After returning to England, Graves began a relationship with Beryl Hodge, then the wife of Alan Hodge, his collaborator on The Long Week-End (1941) and The Reader Over Your Shoulder (1943; republished in 1947 as The Use and Abuse of the English Language). In 1946 he and his new wife Beryl re-established a home in Deià, Majorca. 1946 also saw the publication of the historical novel King Jesus.
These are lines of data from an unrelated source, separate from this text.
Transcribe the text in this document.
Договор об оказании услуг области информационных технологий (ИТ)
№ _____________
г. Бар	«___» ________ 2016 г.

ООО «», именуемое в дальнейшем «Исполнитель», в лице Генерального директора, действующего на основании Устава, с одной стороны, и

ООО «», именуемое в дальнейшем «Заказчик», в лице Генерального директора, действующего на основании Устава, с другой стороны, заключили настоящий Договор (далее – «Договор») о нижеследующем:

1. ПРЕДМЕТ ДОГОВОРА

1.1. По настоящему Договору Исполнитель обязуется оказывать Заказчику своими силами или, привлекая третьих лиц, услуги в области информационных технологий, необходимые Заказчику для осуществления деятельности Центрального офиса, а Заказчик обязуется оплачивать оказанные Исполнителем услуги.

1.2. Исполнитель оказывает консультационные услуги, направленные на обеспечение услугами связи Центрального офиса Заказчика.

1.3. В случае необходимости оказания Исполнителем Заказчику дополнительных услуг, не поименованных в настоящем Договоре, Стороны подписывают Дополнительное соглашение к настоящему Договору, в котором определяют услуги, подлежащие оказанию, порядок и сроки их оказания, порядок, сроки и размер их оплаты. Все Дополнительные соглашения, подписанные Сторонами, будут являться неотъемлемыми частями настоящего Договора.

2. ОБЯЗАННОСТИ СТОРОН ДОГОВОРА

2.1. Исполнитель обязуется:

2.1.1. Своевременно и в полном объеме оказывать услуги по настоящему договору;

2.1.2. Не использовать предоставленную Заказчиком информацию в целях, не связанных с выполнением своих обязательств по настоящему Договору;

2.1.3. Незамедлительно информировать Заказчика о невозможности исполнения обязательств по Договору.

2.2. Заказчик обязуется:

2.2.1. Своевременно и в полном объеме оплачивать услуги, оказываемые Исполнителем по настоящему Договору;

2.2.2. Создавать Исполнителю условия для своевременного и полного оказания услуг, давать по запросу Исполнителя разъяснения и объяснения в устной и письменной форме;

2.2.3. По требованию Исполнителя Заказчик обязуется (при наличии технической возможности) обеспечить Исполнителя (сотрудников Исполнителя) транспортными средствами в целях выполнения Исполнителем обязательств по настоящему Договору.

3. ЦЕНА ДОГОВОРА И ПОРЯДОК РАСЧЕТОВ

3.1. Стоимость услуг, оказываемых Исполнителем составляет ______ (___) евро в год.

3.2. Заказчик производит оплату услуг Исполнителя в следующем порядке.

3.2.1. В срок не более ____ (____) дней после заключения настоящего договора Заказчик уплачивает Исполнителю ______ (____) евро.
In 1955, he published The Greek Myths, containing translations and interpretations. His translations are well respected and continue to dominate the English-language market for mythography, whereas some of his unconventional interpretations and etymologies are dismissed by classicists but have provoked more research into the topics he raised.
Graves dismissed the reactions of classical scholars, arguing that by definition they lacked the poetic capacity to forensically examine mythology.
Graves died in December 1985 at the age of 90, following a long illness and gradual mental degeneration. He and Beryl are buried in the small churchyard on the hill in Deia, overlooking the sea on the northwest coast of Majorca.
Graves had eight children: Jenny, David, Catherine (who married nuclear scientist Clifford Dalton), and Sam with Nancy Nicholson; and William, Lucia (also a translator), Juan, and Tomas with Beryl Graves.
Robert Graves stepbrother Philip Perceval Graves 1876 – 1953 was a British journalist and writer. While working as a foreign correspondent of The Times in Constantinople, he exposed The Protocols of the Elders of Zion as an antisemitic plagiarism, fraud, and Hoax.